Streptococci are highly intertwined with specific host species, despite their ability to cause zoonosis or anthroponosis in other uncommon hosts. Only few factors linking streptococci to their natural host have so far been described.
We have identified and characterized a novel family of IgG degrading enzymes designated IgdE. IgdE of the endemic pig pathogen S. suis is the founding member of the new C113 cysteine protease family in the MEROPS peptidase database. Interestingly, IgdE proteases exhibit pronounced substrate specificities that were found to mirror adaption of the bacteria to their hosts.
Through a computational approach we identified putative IgdE family proteases in nine different streptococcal species. The proteolytic capacities of IgdE proteases of S. agalactiae, S. porcinus, S. pseudoporcinus and S. equi were assessed. Proteolytic activity was found to be restricted towards IgG of the pathogens main hosts. Moreover these proteases also showed pronounced specificity towards IgG subtypes, as IgdE from S. agalactiae and S. pseudoporcinus only cleaved human IgG1, while IgdE from S. equi was subtype specific for equine IgG7.

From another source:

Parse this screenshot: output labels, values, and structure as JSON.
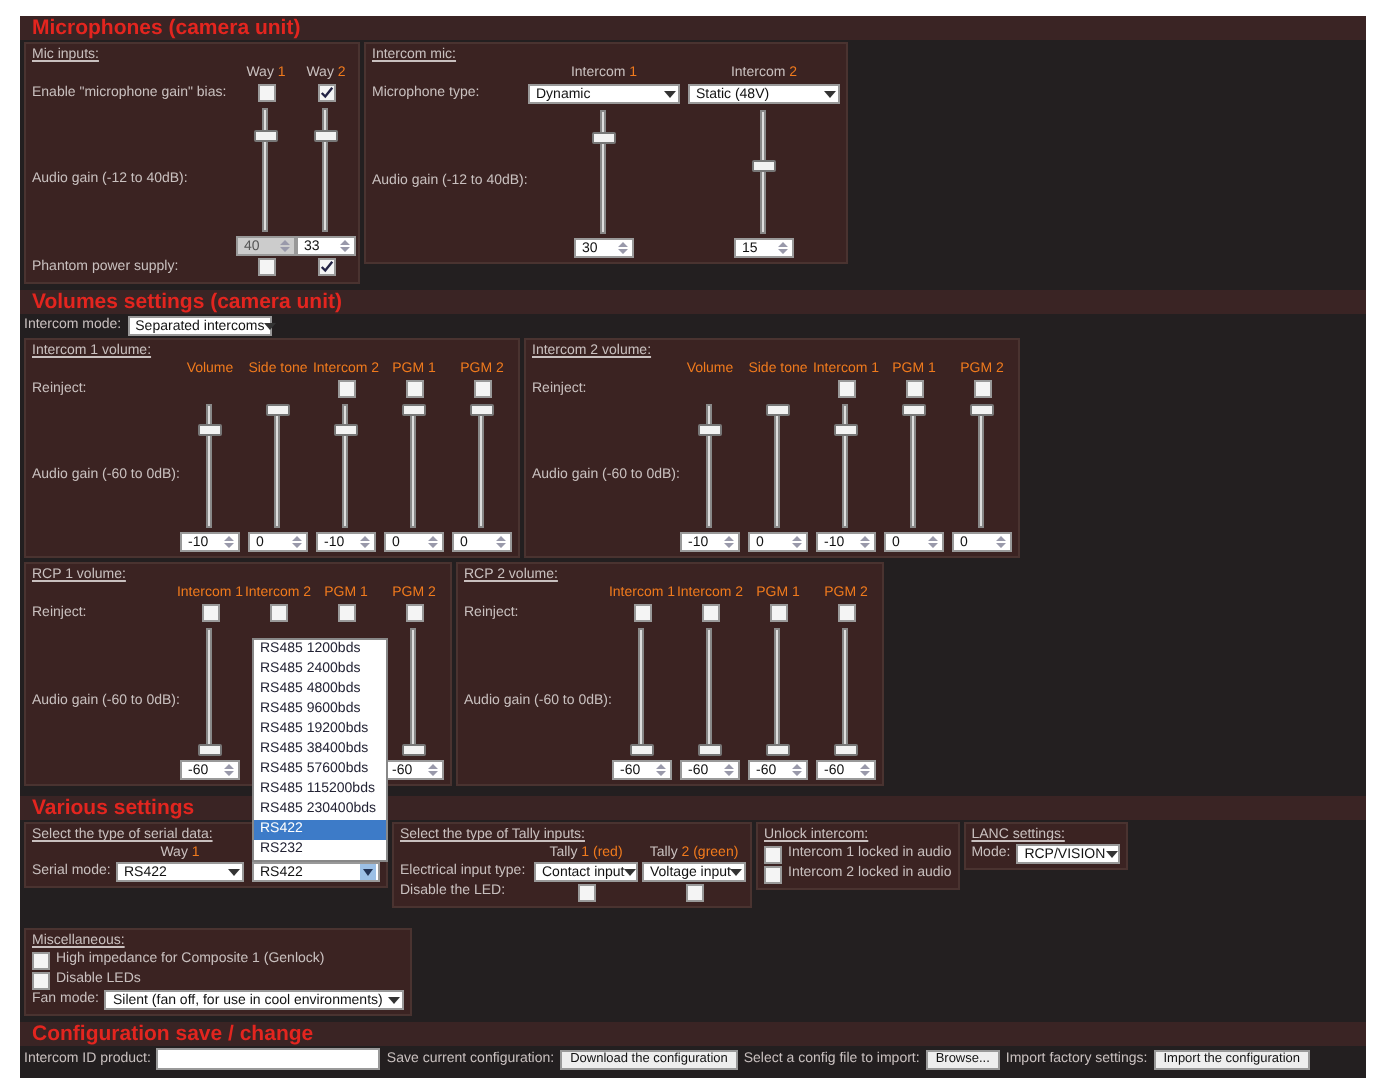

An igdE in-frame deletion strain in S. suis was found to be attenuated in piglet blood survival assays ex vivo, suggesting an important role during infection. Prolonged and reoccurring infections require streptococcal immune evasion mechanisms to circumvent detection and eradication by the host’s immune responses. Several streptococcal species evade antibody mediated immune defences by secretion of Ig-degrading enzymes. However, the importance for streptococci to neutralise certain IgG subtypes indicates decisive roles of these subtypes in counteracting infection or colonization.